An international team of scientists and clinicians from the United States and Saudi Arabia are working to develop gene therapy for treating a rare, hereditary retinal disease.
The therapy has been shown to restore lost vision in animal models of retinitis pigmentosa (RP). Their work is being funded in part by a $1.5 million grant from the Prince Salman Center for Disability Research in Saudi Arabia, where the recessive gene mutation that leads to the eye disease RP has been found in children from several families.
The study is being led by Kang Zhang, MD, PhD, professor of ophthalmology at the University of California, San Diego School's Shiley Eye Center and director of the UCSD Institute for Genomic Medicine, and Fowzan Alkuraya, MD, senior clinical scientist and head of developmental genetics unit at King Faisal Specialist Hospital and Research Center, Saudi Arabia.
RP is a type of hereditary retinal dystrophy, a group of inherited disorders in which abnormalities of the photoreceptor rods and cones lead to progressive visual loss. Rods and cones are specialized light-sensitive nerve cells that line the retina. They collect light and then send nerve signals that the brain interprets as vision. Rods facilitate black and white vision and are used mainly at night. During the day, humans depend on cones for color vision.

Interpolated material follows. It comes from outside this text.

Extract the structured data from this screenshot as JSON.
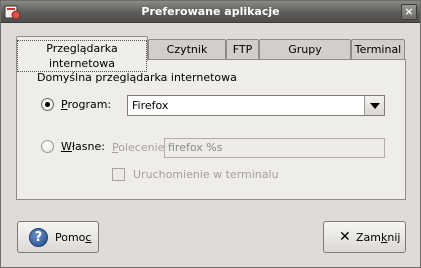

In people with the genetic mutations that cause RP, rods and cone cells die. Affected individuals first experience defective dark adaptation or "night blindness," followed by reduction of the peripheral visual field known as tunnel vision, sometimes followed by loss of central vision late in the course of the disease. RP affects one in 3,000 to 4,000 people in the United States.
The planned clinical approach of this research trial involves a receptor protein called MERTK that is expressed in the retinal pigment epithelium, the pigmented cell layer just outside the retina that closely interacts with photoreceptors in the maintenance of visual function. Patients with loss of MERTK function have a defect in phagocytosis - a mechanism used to remove pathogens and cell debris. As a result of this defect, debris accumulates between the photoreceptors and retinal pigment epithelium, resulting in death of photoreceptors and loss of vision.